Lettre à mon juge

Voilà un bien sale bouquin. La confession d’un meurtrier ayant tué sa maîtresse. On parlait alors de crime passionnel. Aujourd’hui on appelle ça un féminicide.

Quand il a fallu avoir recours au forceps, on m'a appelé. La sueur qui me coulait sur les paupières m'empêchait presque de voir. Mon beau-père était là aussi, à aller et venir comme ces petits chiens qui ont perdu la piste.
— Vous verrez que cela ira très bien... Très bien... répétait-il.
J'ai eu l'enfant, en effet. Une énorme fille, à qui il ne manquait que quelques grammes pour faire les douze livres. Mais la mère mourait deux heures plus tard, sans un regard de reproche, en balbutiant :
 — C'est bête que je ne sois pas plus forte...
Lettre à mon juge de Georges Simenon
Un sale bouquin parce qu’une sale époque pour les femmes. Choses des hommes.

Ici, un pauvre chouchou à sa môman, un médecin de campagne qui vit enfin une passion et qui finit, comme un enfant gâté, par tuer l’objet de son amour. - Tu as de la veine d'avoir déniché une pareille femme !
Oui, mon juge. Oui, messieurs. Je m'en rends compte humblement. Et c'est parce que je m'en suis rendu compte jour après jour pendant dix ans que...
Allons ! Je déraille à nouveau.
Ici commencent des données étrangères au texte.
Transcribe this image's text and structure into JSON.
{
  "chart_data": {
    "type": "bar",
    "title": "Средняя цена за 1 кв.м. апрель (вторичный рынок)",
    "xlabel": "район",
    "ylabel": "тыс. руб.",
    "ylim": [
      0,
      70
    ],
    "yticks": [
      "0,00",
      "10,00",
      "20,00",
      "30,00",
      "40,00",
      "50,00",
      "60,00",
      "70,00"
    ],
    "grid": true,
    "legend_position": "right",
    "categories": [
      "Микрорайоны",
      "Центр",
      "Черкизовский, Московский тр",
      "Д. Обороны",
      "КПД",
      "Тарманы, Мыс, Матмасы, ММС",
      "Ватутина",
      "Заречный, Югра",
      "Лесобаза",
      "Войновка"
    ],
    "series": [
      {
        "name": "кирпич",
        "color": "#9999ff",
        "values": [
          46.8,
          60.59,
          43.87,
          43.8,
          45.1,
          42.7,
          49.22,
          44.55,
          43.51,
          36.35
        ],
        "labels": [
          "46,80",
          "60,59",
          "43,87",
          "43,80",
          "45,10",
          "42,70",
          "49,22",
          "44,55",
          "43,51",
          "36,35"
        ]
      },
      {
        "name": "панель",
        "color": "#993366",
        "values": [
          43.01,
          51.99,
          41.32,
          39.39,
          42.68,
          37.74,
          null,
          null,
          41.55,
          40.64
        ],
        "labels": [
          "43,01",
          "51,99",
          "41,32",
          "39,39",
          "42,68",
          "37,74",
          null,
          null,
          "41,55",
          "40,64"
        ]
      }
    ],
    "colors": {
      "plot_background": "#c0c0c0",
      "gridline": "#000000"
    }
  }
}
Mais j'ai tellement l'impression qu'il suffirait d'un très petit effort pour aller une fois pour toutes jusqu'au fond des choses !
En médecine, c'est surtout le diagnostic qui compte. La maladie dépistée, ce n'est plus qu'une question de routine ou de bistouri. Or c'est bien un diagnostic que je m'acharne à faire.
Je n'ai pas aimé Jeanne et je ne me suis jamais demandé si je l'aimais. Je n'ai aimé aucune des filles avec qui il m'est arrivé de coucher. Je n'en éprouvais pas le besoin, ni le désir. Que dis-je ? Le mot amour, sauf dans la locution triviale faire l'amour, m'apparaissait comme un mot qu'une sorte de pudeur empêche de prononcer :
Je préférais le mot vérole qui dit exactement ce qu'il veut dire.
Est-ce qu'on parle d'amour, à la campagne ?
Chez nous, on dit :
 - Je suis allé faire une saillie dans le chemin creux avec la fille Untel...Dans une longue confession il tente d’expliquer à son juge comment il en est arrivé là.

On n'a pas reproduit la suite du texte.